The International Bank Note Society (IBNS) has once again selected the Banco de Mexico to receive its annual prestigious “Bank Note of the Year Award” for 2021. With well over 100 new banknotes released worldwide during 2021, only 20 were deemed of a sufficiently new design to be member nominated.
There was an actual third place tie between Costa Rica’s 10,000 Colones note (abolition of the army leader, rainforest, flora and sloth) and the Bank of England’s 50 Pound (Queen Elizabeth II with Alan Turing and his war code breaking computer).
Rounding out the top eight vote getters were Romania’s 20 Lei (country heroine with crocus), the Royal Bank of Scotland’s 50 Pound (social reformer Flora Stevenson, flowers and birds), China’s 20 Yuan (2022 Winter Olympics theme), and the Cook Islands 3 Dollar (Ina riding shark, fishing canoe and carved wood statue) banknotes.
The Banco de Mexico was again both the printer and issuer of this award-winning design banknote, which is part of the bank’s current G Series first introduced in 2018. The vertical format note is printed on polymer and features Tenochtitlan, the capital of the Aztec empire. The reverse image features a salamander found in Mexico’s ecosystem of lakes and waterways. The design continues to highlight Mexican cultural and historic characteristics with new graphic motifs.

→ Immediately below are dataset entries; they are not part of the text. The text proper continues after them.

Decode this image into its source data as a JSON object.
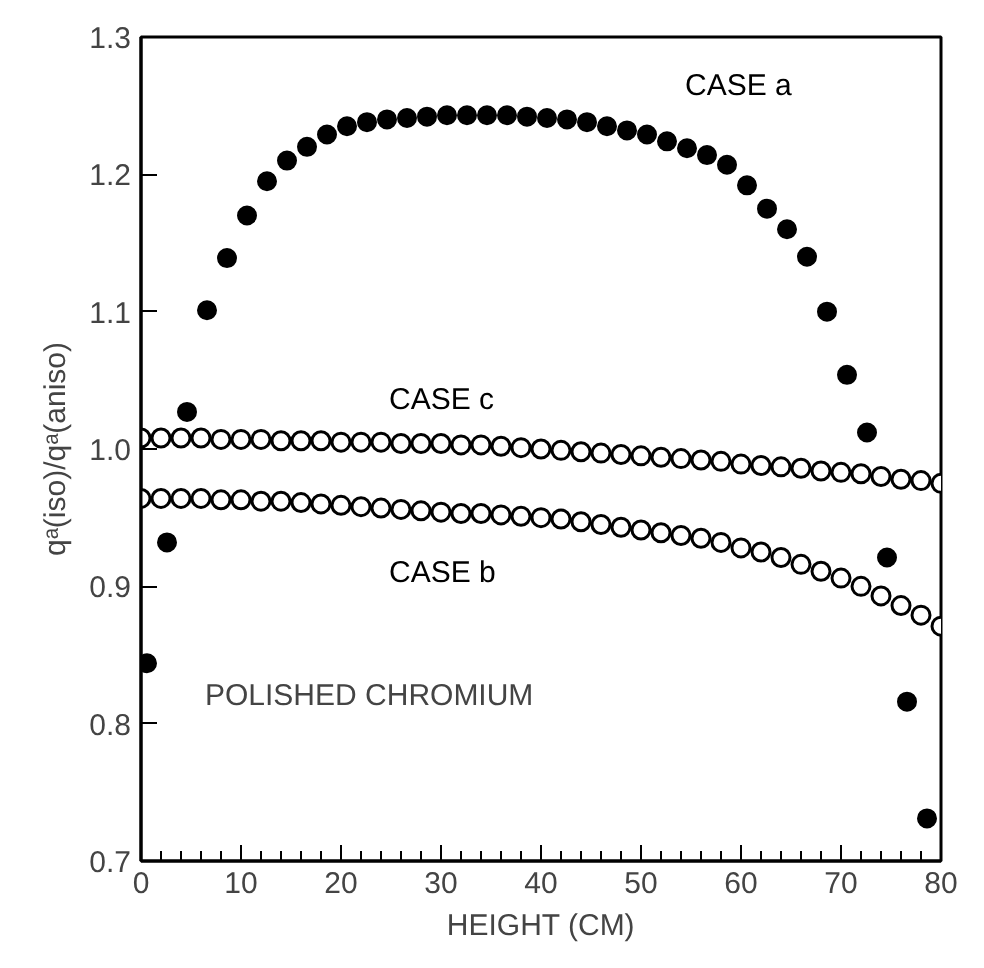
{
  "chart_data": {
    "type": "scatter",
    "xlabel": "HEIGHT (CM)",
    "ylabel": "qᵃ(iso)/qᵃ(aniso)",
    "xlim": [
      0,
      80
    ],
    "ylim": [
      0.7,
      1.3
    ],
    "xticks": [
      0,
      10,
      20,
      30,
      40,
      50,
      60,
      70,
      80
    ],
    "yticks": [
      0.7,
      0.8,
      0.9,
      {
        "value": 1,
        "label": "1.0"
      },
      1.1,
      1.2,
      1.3
    ],
    "grid": false,
    "annotations": [
      "POLISHED CHROMIUM"
    ],
    "series": [
      {
        "name": "CASE a",
        "color": "#000000",
        "marker": "circle",
        "x": [
          0.6,
          2.6,
          4.6,
          6.6,
          8.6,
          10.6,
          12.6,
          14.6,
          16.6,
          18.6,
          20.6,
          22.6,
          24.6,
          26.6,
          28.6,
          30.6,
          32.6,
          34.6,
          36.6,
          38.6,
          40.6,
          42.6,
          44.6,
          46.6,
          48.6,
          50.6,
          52.6,
          54.6,
          56.6,
          58.6,
          60.6,
          62.6,
          64.6,
          66.6,
          68.6,
          70.6,
          72.6,
          74.6,
          76.6,
          78.6
        ],
        "values": [
          0.844,
          0.932,
          1.027,
          1.101,
          1.139,
          1.17,
          1.195,
          1.21,
          1.22,
          1.229,
          1.235,
          1.238,
          1.24,
          1.241,
          1.242,
          1.243,
          1.243,
          1.243,
          1.243,
          1.242,
          1.241,
          1.24,
          1.238,
          1.235,
          1.232,
          1.229,
          1.224,
          1.219,
          1.214,
          1.207,
          1.192,
          1.175,
          1.16,
          1.14,
          1.1,
          1.054,
          1.012,
          0.921,
          0.816,
          0.731
        ]
      },
      {
        "name": "CASE c",
        "color": "#000000",
        "marker": "open circle",
        "x": [
          0,
          2,
          4,
          6,
          8,
          10,
          12,
          14,
          16,
          18,
          20,
          22,
          24,
          26,
          28,
          30,
          32,
          34,
          36,
          38,
          40,
          42,
          44,
          46,
          48,
          50,
          52,
          54,
          56,
          58,
          60,
          62,
          64,
          66,
          68,
          70,
          72,
          74,
          76,
          78,
          80
        ],
        "values": [
          1.008,
          1.008,
          1.008,
          1.008,
          1.007,
          1.007,
          1.007,
          1.006,
          1.006,
          1.006,
          1.005,
          1.005,
          1.005,
          1.004,
          1.004,
          1.004,
          1.003,
          1.003,
          1.002,
          1.001,
          1.0,
          0.999,
          0.998,
          0.997,
          0.996,
          0.995,
          0.994,
          0.993,
          0.992,
          0.991,
          0.989,
          0.988,
          0.987,
          0.986,
          0.984,
          0.983,
          0.982,
          0.98,
          0.978,
          0.977,
          0.975
        ]
      },
      {
        "name": "CASE b",
        "color": "#000000",
        "marker": "open circle",
        "x": [
          0,
          2,
          4,
          6,
          8,
          10,
          12,
          14,
          16,
          18,
          20,
          22,
          24,
          26,
          28,
          30,
          32,
          34,
          36,
          38,
          40,
          42,
          44,
          46,
          48,
          50,
          52,
          54,
          56,
          58,
          60,
          62,
          64,
          66,
          68,
          70,
          72,
          74,
          76,
          78,
          80
        ],
        "values": [
          0.964,
          0.964,
          0.964,
          0.964,
          0.963,
          0.963,
          0.962,
          0.962,
          0.961,
          0.96,
          0.959,
          0.958,
          0.957,
          0.956,
          0.955,
          0.954,
          0.953,
          0.953,
          0.952,
          0.951,
          0.95,
          0.949,
          0.947,
          0.945,
          0.943,
          0.941,
          0.939,
          0.937,
          0.935,
          0.932,
          0.928,
          0.925,
          0.921,
          0.916,
          0.911,
          0.906,
          0.9,
          0.893,
          0.886,
          0.879,
          0.871
        ]
      }
    ]
  }
}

Produced by the Banco de Mexico’s new printing complex located in Jalisco, which began operation just before the coronavirus pandemic, the banknote has significantly improved security features which coordinate the transition to a polymer substrate. Polymer banknotes continue to be popular IBNS favorites and are now perennial award winners.
Last year, Mexico’s 100-peso bill, depicting the self-educated nun and intellectual Sor Juana Inés de la Cruz with the monarch butterfly biosphere reserve on its reverse, was voted the Bank Note of the Year for 2020.
Past banknote of the year recipients include Aruba, Canada, Uganda, the Faroe Islands, two time winner Switzerland and three time winner Kazakhstan, among others.